May 20, 2007 (Sun), my place. Met on downelink.com

Was it too quick
for a sonnet
to hold and lick
the internet-

discovered trick,
the disconnect
between a prick
and alphabet?

Almost slapstick,
the come-and-get-
it, not the thick,

firm epithet,
impolitic,
and yet, and yet…



78. Kevin 

February 15, 2009 (Sun), met at Sports Bar
He came up to me. 46 yo but looked younger. Went back to his apt in Jersey City. 
Flirting & touching in PATH train. Lots of art in apt. A Roy Lichtenstein he found in the dump.

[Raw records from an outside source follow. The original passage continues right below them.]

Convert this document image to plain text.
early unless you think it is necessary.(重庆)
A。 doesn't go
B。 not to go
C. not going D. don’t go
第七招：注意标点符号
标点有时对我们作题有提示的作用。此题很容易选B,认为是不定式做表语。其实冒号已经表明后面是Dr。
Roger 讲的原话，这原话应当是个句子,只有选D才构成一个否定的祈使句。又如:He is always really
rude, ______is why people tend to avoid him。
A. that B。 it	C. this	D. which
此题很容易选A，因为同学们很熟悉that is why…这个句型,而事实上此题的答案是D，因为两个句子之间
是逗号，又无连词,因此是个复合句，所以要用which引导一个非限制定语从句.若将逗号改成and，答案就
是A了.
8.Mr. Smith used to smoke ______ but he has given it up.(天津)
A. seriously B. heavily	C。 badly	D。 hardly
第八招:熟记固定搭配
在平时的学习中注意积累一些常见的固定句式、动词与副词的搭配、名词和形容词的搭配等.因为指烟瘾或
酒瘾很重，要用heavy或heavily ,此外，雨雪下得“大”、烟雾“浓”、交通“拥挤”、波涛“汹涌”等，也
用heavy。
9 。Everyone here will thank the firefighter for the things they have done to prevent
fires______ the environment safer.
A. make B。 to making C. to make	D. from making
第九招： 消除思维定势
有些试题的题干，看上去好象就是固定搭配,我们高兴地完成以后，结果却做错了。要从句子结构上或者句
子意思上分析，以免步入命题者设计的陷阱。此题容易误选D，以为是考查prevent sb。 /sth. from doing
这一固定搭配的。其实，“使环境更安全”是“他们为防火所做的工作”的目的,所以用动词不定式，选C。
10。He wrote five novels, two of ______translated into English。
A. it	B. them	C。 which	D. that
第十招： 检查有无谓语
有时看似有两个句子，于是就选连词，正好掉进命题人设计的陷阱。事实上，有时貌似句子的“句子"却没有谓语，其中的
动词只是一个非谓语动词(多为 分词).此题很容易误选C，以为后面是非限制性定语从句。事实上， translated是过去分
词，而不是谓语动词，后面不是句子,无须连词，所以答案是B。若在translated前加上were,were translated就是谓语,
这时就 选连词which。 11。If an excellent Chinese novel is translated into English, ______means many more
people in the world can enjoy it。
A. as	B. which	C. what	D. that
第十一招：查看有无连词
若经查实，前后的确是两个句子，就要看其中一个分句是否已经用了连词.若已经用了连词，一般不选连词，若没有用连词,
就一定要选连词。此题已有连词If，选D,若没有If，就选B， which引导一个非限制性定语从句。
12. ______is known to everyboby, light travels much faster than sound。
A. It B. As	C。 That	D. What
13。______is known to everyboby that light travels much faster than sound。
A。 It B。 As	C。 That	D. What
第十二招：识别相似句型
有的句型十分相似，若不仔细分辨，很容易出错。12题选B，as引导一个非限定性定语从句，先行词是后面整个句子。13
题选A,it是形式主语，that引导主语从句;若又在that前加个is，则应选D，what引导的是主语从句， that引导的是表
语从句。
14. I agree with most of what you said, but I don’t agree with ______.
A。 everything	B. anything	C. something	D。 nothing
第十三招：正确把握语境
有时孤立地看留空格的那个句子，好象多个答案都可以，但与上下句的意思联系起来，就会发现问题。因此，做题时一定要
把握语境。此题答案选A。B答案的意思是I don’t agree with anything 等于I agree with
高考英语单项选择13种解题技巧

We won’t save the burning world by recycling Roy,
the incorporated world, so greedy and so abstract,
the burning so intent on slurping up all the oxygen,
the masters test-driving their rockets to other stars,

but if Marcuse is right and the death wish, hell-bent
on relieving the agony of tension in the brunt of it,
converges on the same end as the keen wish for life,
we will survive in another form, unjustly and guiltily.

Did we think we would escape with our innocence
intact? Did we think we could redeem past actions?
Did we think the world a darling and not a dump?

We’ve always been saving art from a burning house,
the cries of terror in our ears, the eye-searing images,
and no paradise, not love’s, can make up for the pain.

Jee Leong Koh is the winner of the 2022 Singapore Literature Prize in English fiction for Snow at 5 PM: Translations of an insignificant Japanese poet. He has published two books of poems with Carcanet: Steep Tea, named a Best Book of 2015 by UK's Financial Times and a Finalist by Lambda Literary in the US; and in 2022, Inspector Inspector. Originally from Singapore, Koh lives in New York City, where he heads the literary non-profit Singapore Unbound (https://singaporeunbound.org/), the press Gaudy Boy, and the journal SUSPECT.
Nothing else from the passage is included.